EmitenNews.com - Dalam beberapa tahun terakhir, pasar modal Indonesia mencatat peningkatan signifikan dalam jumlah perusahaan yang melantai di bursa melalui penawaran umum perdana saham (IPO). Fenomena ini mencerminkan meningkatnya minat dunia usaha untuk mengakses pendanaan publik sekaligus memperkuat tata kelola perusahaan. Namun, di tengah tren tersebut, langkah pengetatan pengawasan dan “bersih-bersih” oleh Otoritas Jasa Keuangan (OJK) menghadirkan dinamika baru: dilema antara mengejar kuantitas IPO dan menjaga kualitas emiten yang masuk ke pasar.

Langkah regulator untuk memperketat proses seleksi dan pengawasan bukan tanpa alasan. Dalam ekosistem pasar modal yang sehat, kualitas emiten menjadi fondasi utama bagi kepercayaan investor. Namun di sisi lain, perlambatan jumlah IPO akibat proses yang lebih selektif dapat mempengaruhi momentum pertumbuhan pasar. Di sinilah muncul pertanyaan mendasar: apakah pasar harus mengutamakan banyaknya perusahaan yang melantai, atau memastikan hanya perusahaan dengan kualitas terbaik yang dapat masuk?

Lonjakan IPO dan Tantangan Kualitas

Lonjakan jumlah IPO dalam beberapa tahun terakhir menunjukkan bahwa pasar modal Indonesia semakin menarik sebagai sumber pembiayaan. Berbagai sektor, mulai dari teknologi hingga energi, memanfaatkan momentum ini untuk memperluas basis pendanaan.

Namun, peningkatan kuantitas tidak selalu diiringi dengan kualitas yang merata. Beberapa kasus menunjukkan adanya emiten dengan fundamental yang belum matang, tata kelola yang belum optimal, atau model bisnis yang masih rentan terhadap perubahan pasar. Dalam kondisi tertentu, hal ini dapat menimbulkan volatilitas harga yang tinggi pasca pencatatan.

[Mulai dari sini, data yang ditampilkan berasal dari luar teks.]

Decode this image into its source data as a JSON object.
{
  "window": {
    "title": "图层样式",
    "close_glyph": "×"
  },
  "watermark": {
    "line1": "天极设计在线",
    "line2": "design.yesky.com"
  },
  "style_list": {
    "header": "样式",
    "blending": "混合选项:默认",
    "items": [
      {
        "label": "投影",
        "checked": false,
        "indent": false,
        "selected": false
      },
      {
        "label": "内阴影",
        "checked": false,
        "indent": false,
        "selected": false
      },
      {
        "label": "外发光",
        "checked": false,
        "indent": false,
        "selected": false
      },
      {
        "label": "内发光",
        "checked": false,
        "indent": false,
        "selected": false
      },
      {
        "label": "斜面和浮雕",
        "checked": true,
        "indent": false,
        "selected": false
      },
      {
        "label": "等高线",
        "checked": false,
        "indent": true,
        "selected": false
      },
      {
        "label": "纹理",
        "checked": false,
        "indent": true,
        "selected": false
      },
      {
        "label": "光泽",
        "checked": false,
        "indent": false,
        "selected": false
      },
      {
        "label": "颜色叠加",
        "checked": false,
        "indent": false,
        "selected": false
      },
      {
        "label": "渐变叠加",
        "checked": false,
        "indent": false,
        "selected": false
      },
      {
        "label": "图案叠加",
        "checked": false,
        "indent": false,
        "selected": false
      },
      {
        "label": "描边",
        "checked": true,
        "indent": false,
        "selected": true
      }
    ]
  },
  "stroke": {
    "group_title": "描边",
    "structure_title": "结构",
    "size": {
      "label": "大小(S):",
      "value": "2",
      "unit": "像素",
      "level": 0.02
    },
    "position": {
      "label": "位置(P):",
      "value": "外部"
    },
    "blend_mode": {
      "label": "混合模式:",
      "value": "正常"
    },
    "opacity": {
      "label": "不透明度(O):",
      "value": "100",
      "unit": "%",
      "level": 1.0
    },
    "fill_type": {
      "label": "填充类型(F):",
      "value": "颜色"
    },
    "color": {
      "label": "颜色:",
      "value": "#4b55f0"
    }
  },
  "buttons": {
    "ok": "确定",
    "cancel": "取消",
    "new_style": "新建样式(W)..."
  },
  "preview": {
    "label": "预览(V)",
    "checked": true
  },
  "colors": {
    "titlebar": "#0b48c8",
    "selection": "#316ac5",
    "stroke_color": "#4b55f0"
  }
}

Ketika investor menghadapi pengalaman negatif dari IPO yang berkinerja buruk, kepercayaan terhadap pasar dapat tergerus. Oleh karena itu, kualitas emiten menjadi faktor krusial yang tidak dapat dikompromikan.

Bersih-Bersih Regulator: Meningkatkan Standar

Langkah OJK dalam melakukan pengetatan pengawasan dapat dipandang sebagai upaya meningkatkan standar pasar. Proses due diligence yang lebih ketat, pengawasan terhadap penjamin emisi, serta evaluasi terhadap struktur kepemilikan dan tata kelola perusahaan menjadi bagian dari strategi ini.

Pendekatan ini bertujuan memastikan bahwa perusahaan yang melantai benar-benar siap menjadi entitas publik. Transparansi laporan keuangan, kejelasan model bisnis, serta komitmen terhadap tata kelola menjadi syarat utama.

Dari perspektif jangka panjang, kebijakan ini berpotensi memperkuat kredibilitas pasar modal Indonesia. Investor, terutama institusi global, cenderung lebih tertarik pada pasar yang memiliki standar tinggi dan konsisten dalam penegakan regulasi.